The effect of this war on the global cultural consciousness was so enormous that large swaths of Earth’s population no longer trusted Western leaders when they began military actions against some foreign power in the name of human rights. This was one of the main reasons, to my understanding, why the modern regime of human rights exists.
|The United Nations was once considered the|
international beacon of human progress.
After the Second World War with its industrialized death camps, soul-crushing totalitarianism, mass bombings, and the use of nuclear weapons, the United Nations was formed as a means to settle global conflicts. The centrepiece of international law that emerged with the United Nations was the Universal Declaration of Human Rights.

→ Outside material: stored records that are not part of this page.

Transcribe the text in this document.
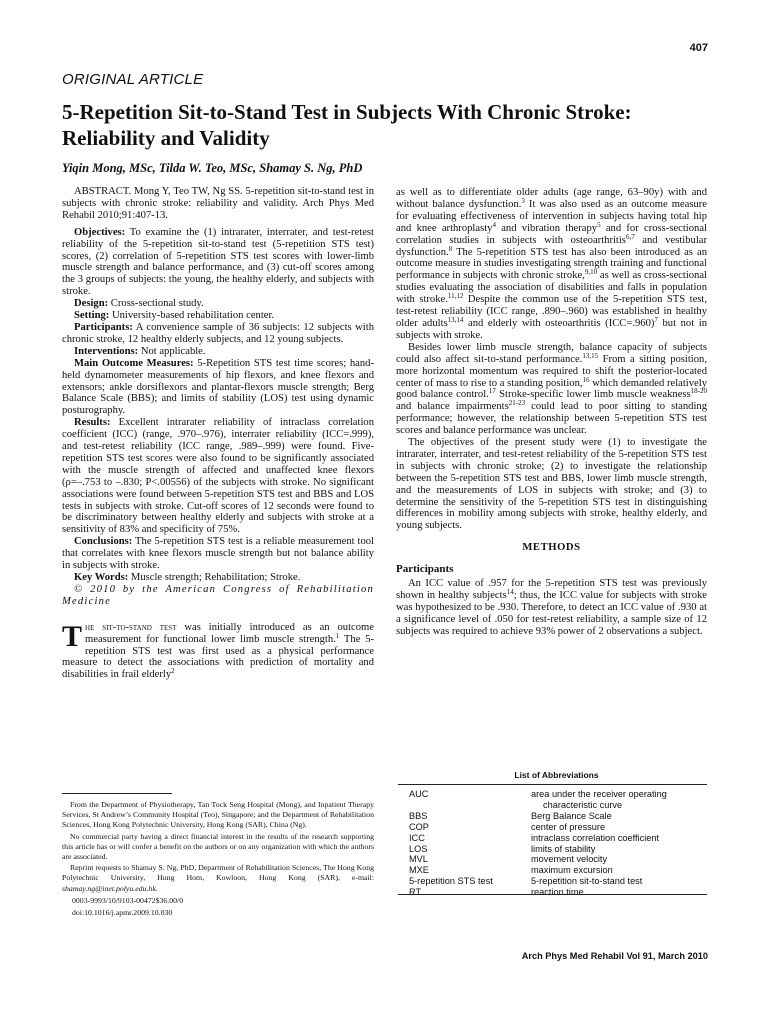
407
ORIGINAL ARTICLE
5-Repetition Sit-to-Stand Test in Subjects With Chronic Stroke: Reliability and Validity
Yiqin Mong, MSc, Tilda W. Teo, MSc, Shamay S. Ng, PhD

ABSTRACT. Mong Y, Teo TW, Ng SS. 5-repetition sit-to-stand test in subjects with chronic stroke: reliability and validity. Arch Phys Med Rehabil 2010;91:407-13.

Objectives: To examine the (1) intrarater, interrater, and test-retest reliability of the 5-repetition sit-to-stand test (5-repetition STS test) scores, (2) correlation of 5-repetition STS test scores with lower-limb muscle strength and balance performance, and (3) cut-off scores among the 3 groups of subjects: the young, the healthy elderly, and subjects with stroke.

Design: Cross-sectional study.

Setting: University-based rehabilitation center.

Participants: A convenience sample of 36 subjects: 12 subjects with chronic stroke, 12 healthy elderly subjects, and 12 young subjects.

Interventions: Not applicable.

Main Outcome Measures: 5-Repetition STS test time scores; hand-held dynamometer measurements of hip flexors, and knee flexors and extensors; ankle dorsiflexors and plantar-flexors muscle strength; Berg Balance Scale (BBS); and limits of stability (LOS) test using dynamic posturography.

Results: Excellent intrarater reliability of intraclass correlation coefficient (ICC) (range, .970–.976), interrater reliability (ICC=.999), and test-retest reliability (ICC range, .989–.999) were found. Five-repetition STS test scores were also found to be significantly associated with the muscle strength of affected and unaffected knee flexors (ρ=–.753 to –.830; P<.00556) of the subjects with stroke. No significant associations were found between 5-repetition STS test and BBS and LOS tests in subjects with stroke. Cut-off scores of 12 seconds were found to be discriminatory between healthy elderly and subjects with stroke at a sensitivity of 83% and specificity of 75%.

Conclusions: The 5-repetition STS test is a reliable measurement tool that correlates with knee flexors muscle strength but not balance ability in subjects with stroke.

Key Words: Muscle strength; Rehabilitation; Stroke.

© 2010 by the American Congress of Rehabilitation Medicine

The sit-to-stand test was initially introduced as an outcome measurement for functional lower limb muscle strength.$^1$ The 5-repetition STS test was first used as a physical performance measure to detect the associations with prediction of mortality and disabilities in frail elderly$^2$

as well as to differentiate older adults (age range, 63–90y) with and without balance dysfunction.$^3$ It was also used as an outcome measure for evaluating effectiveness of intervention in subjects having total hip and knee arthroplasty$^4$ and vibration therapy$^5$ and for cross-sectional correlation studies in subjects with osteoarthritis$^{6,7}$ and vestibular dysfunction.$^8$ The 5-repetition STS test has also been introduced as an outcome measure in studies investigating strength training and functional performance in subjects with chronic stroke,$^{9,10}$ as well as cross-sectional studies evaluating the association of disabilities and falls in population with stroke.$^{11,12}$ Despite the common use of the 5-repetition STS test, test-retest reliability (ICC range, .890–.960) was established in healthy older adults$^{13,14}$ and elderly with osteoarthritis (ICC=.960)$^7$ but not in subjects with stroke.

Besides lower limb muscle strength, balance capacity of subjects could also affect sit-to-stand performance.$^{13,15}$ From a sitting position, more horizontal momentum was required to shift the posterior-located center of mass to rise to a standing position,$^{16}$ which demanded relatively good balance control.$^{17}$ Stroke-specific lower limb muscle weakness$^{18-20}$ and balance impairments$^{21-23}$ could lead to poor sitting to standing performance; however, the relationship between 5-repetition STS test scores and balance performance was unclear.

The objectives of the present study were (1) to investigate the intrarater, interrater, and test-retest reliability of the 5-repetition STS test in subjects with chronic stroke; (2) to investigate the relationship between the 5-repetition STS test and BBS, lower limb muscle strength, and the measurements of LOS in subjects with stroke; and (3) to determine the sensitivity of the 5-repetition STS test in distinguishing differences in mobility among subjects with stroke, healthy elderly, and young subjects.

METHODS

Participants

An ICC value of .957 for the 5-repetition STS test was previously shown in healthy subjects$^{14}$; thus, the ICC value for subjects with stroke was hypothesized to be .930. Therefore, to detect an ICC value of .930 at a significance level of .050 for test-retest reliability, a sample size of 12 subjects was required to achieve 93% power of 2 observations a subject.

From the Department of Physiotherapy, Tan Tock Seng Hospital (Mong), and Inpatient Therapy Services, St Andrew’s Community Hospital (Teo), Singapore; and the Department of Rehabilitation Sciences, Hong Kong Polytechnic University, Hong Kong (SAR), China (Ng).

No commercial party having a direct financial interest in the results of the research supporting this article has or will confer a benefit on the authors or on any organization with which the authors are associated.

Reprint requests to Shamay S. Ng, PhD, Department of Rehabilitation Sciences, The Hong Kong Polytechnic University, Hung Hom, Kowloon, Hong Kong (SAR), e-mail: shamay.ng@inet.polyu.edu.hk.

0003-9993/10/9103-00472$36.00/0

doi:10.1016/j.apmr.2009.10.030

List of Abbreviations
AUC	area under the receiver operating
characteristic curve
BBS	Berg Balance Scale
COP	center of pressure
ICC	intraclass correlation coefficient
LOS	limits of stability
MVL	movement velocity
MXE	maximum excursion
5-repetition STS test	5-repetition sit-to-stand test
RT	reaction time
Arch Phys Med Rehabil Vol 91, March 2010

I grew up from childhood being taught that this was the moral focus of all international politics.
Reading back through some of the important works of Hannah Arendt, a major influence on my old professor, impressed upon me the strength of that concept of human rights. Human rights theory is also a major branch of contemporary Western philosophy. New books and articles on human rights are published all the time. The scholarship on the implications of different human rights, their metaphysical nature, their scope, and hierarchy, is immense.
But that scholarship, to my knowledge at least, isn’t catching up to this latest challenge to the global legitimacy of the concept of human rights at all. Maybe there are some illuminating essays about this latest challenge behind some academic journal paywalls. If there are, I hope some of my readers who still have direct access to the latest top academic philosophy journals will pass me some pdfs.
After the horrors of the Second World War, the leaders of the Earth’s major human powers built the United Nations and the body of international law surrounding the Universal Declaration of Human Rights so that there would be a legitimate order to relations among the world’s governments other than blowing each other up. In a world of nuclear weapons, literally nothing else would survive it.
Yet I’m existentially frustrated with the state of global politics, where human rights have become nothing more than an excuse for the same destructive, chaotic realpolitik that has characterized human conflict all our lives.